A more interesting picture emerges in the shorter intervals, however.  The 12-day and 9-day intervals are evidence of the standard astrological assumption of ‘bullish before’ and ‘bearish after.’  While there is little effect across the 18-day interval (“-9d 9d”) the 9 days that precede the conjunction (“-9d 0d”) had a net bullish lean (mean 0.75%; median 1.24%) as both measurements exceeded the benchmark of 0.23%.  This failed to achieve statistical significance (p < 0.05), however, with a p-value of 0.152.  Close but no cigar.  Moreover, the 9-day period after the conjunction was bearish (mean -0.31%; median -0.42%) although this also fell short of reaching significance (p = 0.142).  A similar ‘bullish before/bearish after’ pattern is evident in the 12-day window (“-6d 6d”) although this effect was weaker.

We should also note, that the effect seems to disappear for the shortest intervals of 6-days (“-3d 3d”) and 3-days (“-3d 0d; “0d 3d”).  This may be reflect the secondary nature of the conjunction when compared with other, more dominant alignments.  Alignments need not manifest exactly on the day of their precise conjunction.  This is one reason why a somewhat wider window or 12 or 18 days is more useful when considering its potential effects.

Nonetheless, the cumulative trend chart highlights the bullish before/bearish after phenomena of this planetary pairing, albeit with some qualification.  The period before the conjunction is actually a bit bearish if we extend the period back to 18 days before.  The most bullish period is therefore from 9 days before to the day of the conjunction.  This equates to May 31 to June 9 for the approaching conjunction.  It is also worth noting that the bearish phase after the conjunction only lasts about 9 days on average.  This is more evidence of the secondary nature of the effects of the Venus-Jupiter conjunction.

 

And since none of the intervals reached statistical significance, we should take this result with a grain of salt.  There is a lot of room for other outcomes with this conjunction and the path of the price changes of the current conjunction may ultimately bear no resemblance to the mean and median paths shown here.

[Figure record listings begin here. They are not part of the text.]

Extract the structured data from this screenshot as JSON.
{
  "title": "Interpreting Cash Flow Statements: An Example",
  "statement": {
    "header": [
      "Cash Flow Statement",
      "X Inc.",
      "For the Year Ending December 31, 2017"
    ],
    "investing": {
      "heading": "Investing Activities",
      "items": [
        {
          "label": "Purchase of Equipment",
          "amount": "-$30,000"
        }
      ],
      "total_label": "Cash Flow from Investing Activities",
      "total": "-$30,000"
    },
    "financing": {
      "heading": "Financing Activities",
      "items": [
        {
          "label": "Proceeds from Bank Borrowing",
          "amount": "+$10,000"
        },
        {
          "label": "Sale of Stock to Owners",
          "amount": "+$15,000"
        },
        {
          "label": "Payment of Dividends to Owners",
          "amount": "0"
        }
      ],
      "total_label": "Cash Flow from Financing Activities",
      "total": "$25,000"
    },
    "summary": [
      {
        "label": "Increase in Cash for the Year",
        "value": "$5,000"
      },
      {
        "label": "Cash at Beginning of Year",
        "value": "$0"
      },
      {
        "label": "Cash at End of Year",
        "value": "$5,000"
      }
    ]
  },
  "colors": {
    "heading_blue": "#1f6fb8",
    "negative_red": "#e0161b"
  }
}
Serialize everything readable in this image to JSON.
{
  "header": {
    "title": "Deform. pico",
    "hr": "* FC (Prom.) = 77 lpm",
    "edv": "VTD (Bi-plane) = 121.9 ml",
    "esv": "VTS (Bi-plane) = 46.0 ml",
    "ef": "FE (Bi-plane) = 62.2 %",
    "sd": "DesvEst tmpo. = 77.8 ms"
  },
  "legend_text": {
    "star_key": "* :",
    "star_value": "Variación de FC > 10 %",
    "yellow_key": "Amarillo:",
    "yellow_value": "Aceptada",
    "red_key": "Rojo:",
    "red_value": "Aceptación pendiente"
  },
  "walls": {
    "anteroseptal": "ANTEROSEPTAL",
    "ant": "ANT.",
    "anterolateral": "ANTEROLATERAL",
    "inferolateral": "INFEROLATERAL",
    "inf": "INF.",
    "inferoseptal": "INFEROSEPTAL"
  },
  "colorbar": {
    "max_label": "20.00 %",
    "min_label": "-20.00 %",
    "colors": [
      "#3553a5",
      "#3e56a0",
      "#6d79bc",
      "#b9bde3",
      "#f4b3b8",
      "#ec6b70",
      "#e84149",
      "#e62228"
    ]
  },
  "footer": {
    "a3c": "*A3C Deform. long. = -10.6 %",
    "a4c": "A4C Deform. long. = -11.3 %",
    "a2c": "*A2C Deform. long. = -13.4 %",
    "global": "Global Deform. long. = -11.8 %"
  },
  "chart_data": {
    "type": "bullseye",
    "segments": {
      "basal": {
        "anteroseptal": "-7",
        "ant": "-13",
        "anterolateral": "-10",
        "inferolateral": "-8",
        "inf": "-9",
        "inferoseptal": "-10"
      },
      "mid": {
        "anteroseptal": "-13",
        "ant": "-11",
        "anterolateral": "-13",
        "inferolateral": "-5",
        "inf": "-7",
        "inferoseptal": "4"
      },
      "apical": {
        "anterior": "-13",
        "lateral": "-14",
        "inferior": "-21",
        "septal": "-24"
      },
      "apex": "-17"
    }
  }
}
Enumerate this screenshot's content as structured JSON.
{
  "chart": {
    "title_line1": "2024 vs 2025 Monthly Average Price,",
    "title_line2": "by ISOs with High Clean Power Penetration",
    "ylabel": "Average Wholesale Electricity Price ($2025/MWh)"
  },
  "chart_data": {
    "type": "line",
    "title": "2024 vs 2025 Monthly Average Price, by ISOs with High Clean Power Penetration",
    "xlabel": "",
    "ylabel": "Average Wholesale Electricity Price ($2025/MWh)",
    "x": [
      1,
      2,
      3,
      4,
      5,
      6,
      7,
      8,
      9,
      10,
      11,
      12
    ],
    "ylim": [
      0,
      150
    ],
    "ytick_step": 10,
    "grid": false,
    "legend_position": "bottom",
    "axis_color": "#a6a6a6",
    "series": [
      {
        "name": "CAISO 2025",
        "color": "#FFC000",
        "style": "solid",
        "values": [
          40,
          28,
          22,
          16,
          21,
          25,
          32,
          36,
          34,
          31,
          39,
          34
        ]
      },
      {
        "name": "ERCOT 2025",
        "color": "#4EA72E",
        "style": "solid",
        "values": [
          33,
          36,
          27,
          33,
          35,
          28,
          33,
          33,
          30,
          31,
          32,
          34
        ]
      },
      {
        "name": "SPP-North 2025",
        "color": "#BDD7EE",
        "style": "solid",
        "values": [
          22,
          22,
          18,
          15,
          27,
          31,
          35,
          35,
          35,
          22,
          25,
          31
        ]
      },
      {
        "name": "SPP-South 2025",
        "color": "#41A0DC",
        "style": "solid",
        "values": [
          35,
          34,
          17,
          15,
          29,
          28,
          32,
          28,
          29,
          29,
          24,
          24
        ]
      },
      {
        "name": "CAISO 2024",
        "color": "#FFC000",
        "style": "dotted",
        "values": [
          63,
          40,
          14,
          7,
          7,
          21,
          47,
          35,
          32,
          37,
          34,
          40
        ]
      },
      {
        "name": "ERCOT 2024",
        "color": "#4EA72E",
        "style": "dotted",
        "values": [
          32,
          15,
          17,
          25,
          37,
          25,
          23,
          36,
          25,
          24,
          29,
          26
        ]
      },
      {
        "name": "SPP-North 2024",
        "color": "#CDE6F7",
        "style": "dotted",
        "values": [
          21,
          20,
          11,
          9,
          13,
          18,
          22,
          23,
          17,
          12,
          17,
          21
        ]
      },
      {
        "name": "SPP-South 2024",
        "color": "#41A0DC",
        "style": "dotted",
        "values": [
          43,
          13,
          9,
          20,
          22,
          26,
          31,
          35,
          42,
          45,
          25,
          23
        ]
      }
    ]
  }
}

Implications for this week

The Venus-Jupiter conjunction is unlikely to have any obvious effect of stocks this week.  If the backtest holds any relevance at all, it would suggest some relative weakness this week before the most bullish phase of the conjunction begins from May 31 to June 9.  And yet without statistical significance and no interval above 70% in terms of  “% positive”, the approach of this conjunction is not sufficient reason to expect further gains.  But as part of a larger picture, it does provide more evidence for a mostly bullish bias for the next several weeks.

The ongoing bullish effect of the Mars-Pluto square and the Mars-Pluto-North Node alignment could well have the last word this week upcoming.  If we do happen to see some downside in the coming days, these backtest studies suggest it is likely to be quite limited in scope.

Disclaimer: Not intended as investment advice.  For educational purposes only.